Grevillea obtecta, commonly known as Fryerstown grevillea, Elphinstone grevillea or Taradale grevillea, is a species of flowering plant in the family Proteaceae and is endemic to Victoria in Australia. It is a prostrate, clumping or straggling shrub with pinnatifid, pinnatipartite or toothed leaves, and toothbrush-like clusters of light green to yellowish and purplish to black flowers with a dull yellow to pink style.

==Description==
Grevillea obtecta is a prostrate, clumping or straggling shrub that typically grows up to 0.5 m high, 1.2 m wide and has shaggy- to woolly-hairy branchlets. The leaves are usually egg-shaped to oblong in outline, 20–180 mm long, 20–60 mm wide and pinnatifid or pinnatipartite with 2 to 21 lobes, or toothed, the end lobes or teeth triangular to narrowly egg-shaped and sometimes sharply-pointed, 5–30 mm long and 2–15 mm wide. The flowers are arranged in toothbrush-like clusters on a rachis 35–60 mm long and are light green to yellowish on the outside and purplish to black inside with a dull yellow to pink style, the pistil 12–16 mm long.

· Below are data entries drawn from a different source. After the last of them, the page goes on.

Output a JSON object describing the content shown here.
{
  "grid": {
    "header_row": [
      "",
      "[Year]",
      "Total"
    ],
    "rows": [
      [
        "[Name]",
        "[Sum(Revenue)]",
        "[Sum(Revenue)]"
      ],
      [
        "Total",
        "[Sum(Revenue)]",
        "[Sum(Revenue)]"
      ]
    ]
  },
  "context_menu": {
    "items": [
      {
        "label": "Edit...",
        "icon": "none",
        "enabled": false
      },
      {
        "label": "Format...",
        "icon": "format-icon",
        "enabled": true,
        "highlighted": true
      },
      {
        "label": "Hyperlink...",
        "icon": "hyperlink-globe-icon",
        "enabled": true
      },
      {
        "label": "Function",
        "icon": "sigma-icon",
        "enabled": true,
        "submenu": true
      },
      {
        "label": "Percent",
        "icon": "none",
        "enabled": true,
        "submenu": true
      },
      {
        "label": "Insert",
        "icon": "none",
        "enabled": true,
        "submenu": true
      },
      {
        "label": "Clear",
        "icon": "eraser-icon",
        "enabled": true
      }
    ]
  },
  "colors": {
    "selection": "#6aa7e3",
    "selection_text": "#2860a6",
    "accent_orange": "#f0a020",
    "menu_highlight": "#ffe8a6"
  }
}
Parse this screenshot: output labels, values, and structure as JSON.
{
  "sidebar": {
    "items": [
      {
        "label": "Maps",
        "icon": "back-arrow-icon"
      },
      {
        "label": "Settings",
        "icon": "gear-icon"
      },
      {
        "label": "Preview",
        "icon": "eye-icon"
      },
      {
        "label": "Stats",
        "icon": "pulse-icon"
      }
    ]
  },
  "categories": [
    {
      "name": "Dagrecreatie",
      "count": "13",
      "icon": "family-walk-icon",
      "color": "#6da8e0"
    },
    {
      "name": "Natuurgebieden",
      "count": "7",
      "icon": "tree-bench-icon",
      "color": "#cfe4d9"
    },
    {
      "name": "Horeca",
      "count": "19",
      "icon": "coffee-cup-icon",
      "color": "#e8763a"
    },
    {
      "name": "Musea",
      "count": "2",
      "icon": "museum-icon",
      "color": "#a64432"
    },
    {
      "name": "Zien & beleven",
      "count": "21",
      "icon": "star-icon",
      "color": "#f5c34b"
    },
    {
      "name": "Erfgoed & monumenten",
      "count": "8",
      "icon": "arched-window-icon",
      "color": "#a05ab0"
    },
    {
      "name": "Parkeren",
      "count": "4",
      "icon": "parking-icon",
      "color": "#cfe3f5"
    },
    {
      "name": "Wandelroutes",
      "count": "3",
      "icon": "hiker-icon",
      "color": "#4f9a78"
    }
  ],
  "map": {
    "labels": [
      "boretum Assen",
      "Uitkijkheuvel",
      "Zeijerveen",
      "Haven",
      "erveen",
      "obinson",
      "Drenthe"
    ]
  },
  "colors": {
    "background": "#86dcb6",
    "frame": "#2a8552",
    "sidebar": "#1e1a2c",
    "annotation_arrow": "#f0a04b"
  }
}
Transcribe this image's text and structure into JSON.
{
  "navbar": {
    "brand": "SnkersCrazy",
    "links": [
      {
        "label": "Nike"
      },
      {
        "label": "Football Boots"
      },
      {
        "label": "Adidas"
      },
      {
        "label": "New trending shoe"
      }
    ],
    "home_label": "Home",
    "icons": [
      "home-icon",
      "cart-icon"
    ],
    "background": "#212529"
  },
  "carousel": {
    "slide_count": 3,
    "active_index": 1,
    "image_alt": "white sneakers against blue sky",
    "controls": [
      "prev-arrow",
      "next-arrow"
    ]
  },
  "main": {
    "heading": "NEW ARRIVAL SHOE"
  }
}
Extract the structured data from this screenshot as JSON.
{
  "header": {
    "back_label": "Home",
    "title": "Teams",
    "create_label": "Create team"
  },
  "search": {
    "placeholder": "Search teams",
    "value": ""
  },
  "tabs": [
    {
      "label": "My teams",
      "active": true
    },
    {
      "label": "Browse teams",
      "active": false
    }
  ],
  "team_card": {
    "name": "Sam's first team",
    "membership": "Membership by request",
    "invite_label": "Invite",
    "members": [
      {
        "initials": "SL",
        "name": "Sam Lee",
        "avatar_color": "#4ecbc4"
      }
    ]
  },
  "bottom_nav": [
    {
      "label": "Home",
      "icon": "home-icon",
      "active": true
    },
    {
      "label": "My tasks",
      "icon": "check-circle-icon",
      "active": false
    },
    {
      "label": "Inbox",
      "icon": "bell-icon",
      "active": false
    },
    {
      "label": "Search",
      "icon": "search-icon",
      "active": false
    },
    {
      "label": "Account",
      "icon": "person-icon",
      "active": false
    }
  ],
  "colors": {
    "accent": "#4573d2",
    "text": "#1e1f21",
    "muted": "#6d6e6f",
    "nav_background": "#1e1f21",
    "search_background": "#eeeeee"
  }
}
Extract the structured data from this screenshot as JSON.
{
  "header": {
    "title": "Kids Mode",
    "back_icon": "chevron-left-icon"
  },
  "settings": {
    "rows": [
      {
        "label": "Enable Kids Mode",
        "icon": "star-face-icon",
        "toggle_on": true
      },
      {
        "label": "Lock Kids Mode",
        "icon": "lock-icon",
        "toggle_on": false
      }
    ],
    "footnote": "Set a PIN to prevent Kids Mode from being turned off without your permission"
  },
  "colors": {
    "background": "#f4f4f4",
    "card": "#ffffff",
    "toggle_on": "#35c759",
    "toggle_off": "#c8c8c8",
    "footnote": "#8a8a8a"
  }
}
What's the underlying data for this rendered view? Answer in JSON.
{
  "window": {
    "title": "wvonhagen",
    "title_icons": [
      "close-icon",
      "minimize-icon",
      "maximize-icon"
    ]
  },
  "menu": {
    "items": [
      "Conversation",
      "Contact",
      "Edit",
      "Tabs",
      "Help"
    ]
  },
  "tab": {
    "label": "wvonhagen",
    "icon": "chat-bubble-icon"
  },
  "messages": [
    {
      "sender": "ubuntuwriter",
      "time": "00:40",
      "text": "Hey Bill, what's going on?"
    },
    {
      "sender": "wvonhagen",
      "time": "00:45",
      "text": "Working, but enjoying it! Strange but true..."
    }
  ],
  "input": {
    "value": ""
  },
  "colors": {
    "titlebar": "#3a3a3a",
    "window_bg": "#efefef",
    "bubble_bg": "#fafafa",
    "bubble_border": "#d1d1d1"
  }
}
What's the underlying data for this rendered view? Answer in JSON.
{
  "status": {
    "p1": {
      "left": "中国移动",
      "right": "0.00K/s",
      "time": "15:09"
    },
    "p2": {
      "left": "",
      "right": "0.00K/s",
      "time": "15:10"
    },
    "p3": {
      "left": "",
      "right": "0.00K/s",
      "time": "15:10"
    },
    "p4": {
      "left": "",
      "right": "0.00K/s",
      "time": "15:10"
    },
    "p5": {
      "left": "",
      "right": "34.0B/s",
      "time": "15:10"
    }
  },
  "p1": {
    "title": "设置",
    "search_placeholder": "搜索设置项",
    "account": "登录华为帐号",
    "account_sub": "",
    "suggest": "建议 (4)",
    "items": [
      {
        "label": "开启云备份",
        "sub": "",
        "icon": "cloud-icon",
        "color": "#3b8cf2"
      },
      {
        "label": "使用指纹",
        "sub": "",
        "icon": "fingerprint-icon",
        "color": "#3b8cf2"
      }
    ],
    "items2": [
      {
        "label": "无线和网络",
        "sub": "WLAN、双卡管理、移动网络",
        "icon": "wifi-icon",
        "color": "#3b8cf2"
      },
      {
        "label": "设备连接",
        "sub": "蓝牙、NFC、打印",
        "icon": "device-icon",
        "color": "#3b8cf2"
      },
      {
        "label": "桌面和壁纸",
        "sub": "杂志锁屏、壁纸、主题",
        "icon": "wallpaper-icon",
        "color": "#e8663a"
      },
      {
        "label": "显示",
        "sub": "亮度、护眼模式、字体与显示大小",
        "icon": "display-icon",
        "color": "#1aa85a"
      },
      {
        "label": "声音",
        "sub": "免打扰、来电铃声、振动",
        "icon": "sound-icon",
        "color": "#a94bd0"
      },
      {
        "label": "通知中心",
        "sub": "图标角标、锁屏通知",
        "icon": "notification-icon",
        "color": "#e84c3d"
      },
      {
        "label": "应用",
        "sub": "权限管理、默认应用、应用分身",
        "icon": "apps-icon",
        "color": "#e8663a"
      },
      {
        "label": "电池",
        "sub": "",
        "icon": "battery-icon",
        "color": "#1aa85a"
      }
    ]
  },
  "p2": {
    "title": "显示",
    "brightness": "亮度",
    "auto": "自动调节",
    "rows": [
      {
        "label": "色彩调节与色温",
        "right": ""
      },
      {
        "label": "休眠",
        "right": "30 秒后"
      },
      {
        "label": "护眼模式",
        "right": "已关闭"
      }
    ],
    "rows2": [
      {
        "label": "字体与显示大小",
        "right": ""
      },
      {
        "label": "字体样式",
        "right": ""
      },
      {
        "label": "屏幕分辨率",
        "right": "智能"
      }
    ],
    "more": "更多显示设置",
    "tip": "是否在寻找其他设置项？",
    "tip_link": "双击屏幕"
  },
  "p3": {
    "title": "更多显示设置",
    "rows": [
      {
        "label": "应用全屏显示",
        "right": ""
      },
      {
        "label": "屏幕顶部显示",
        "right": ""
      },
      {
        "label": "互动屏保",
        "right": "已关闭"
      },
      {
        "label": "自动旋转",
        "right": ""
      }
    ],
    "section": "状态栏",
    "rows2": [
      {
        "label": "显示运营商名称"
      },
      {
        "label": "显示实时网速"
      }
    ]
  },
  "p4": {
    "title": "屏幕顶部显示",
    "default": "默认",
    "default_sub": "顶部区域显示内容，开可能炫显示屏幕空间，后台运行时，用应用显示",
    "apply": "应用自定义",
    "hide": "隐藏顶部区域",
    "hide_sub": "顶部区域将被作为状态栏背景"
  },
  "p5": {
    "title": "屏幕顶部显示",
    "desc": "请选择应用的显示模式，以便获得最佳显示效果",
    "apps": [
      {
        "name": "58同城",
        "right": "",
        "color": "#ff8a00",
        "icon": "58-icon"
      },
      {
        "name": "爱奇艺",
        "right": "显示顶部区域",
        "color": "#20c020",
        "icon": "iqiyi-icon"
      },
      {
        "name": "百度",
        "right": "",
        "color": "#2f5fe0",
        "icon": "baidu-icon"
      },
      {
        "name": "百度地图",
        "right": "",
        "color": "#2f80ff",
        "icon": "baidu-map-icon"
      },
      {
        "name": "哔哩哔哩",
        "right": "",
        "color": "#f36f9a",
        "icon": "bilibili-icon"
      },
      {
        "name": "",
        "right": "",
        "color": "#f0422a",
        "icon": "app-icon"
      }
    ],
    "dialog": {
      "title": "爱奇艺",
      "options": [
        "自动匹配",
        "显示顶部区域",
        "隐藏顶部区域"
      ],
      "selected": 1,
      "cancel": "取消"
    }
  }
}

Flowering occurs from August to November and the fruit is a silky-hairy follicle 10–12 mm long.

==Taxonomy==
Grevillea obtecta was first formally described in 1985 by Bill Molyneux in the journal Muelleria from specimens collected near Taradale in 1977. The specific epithet (obtecta) means "covered over" or "protected", referring to the large bracts that cover and protect the immature flowers.

==Distribution and habitat==
Fryerstown grevillea occurs in dry sclerophyll forest between Fryerstown and the north of Daylesford. It is found on the south faces of gravelly slopes.

==Conservation status==
This species is listed as "endangered" under the Victorian Government Flora and Fauna Guarantee Act 1988 and as "Rare in Victoria" on the Department of Sustainability and Environment's Advisory List of Rare Or Threatened Plants In Victoria.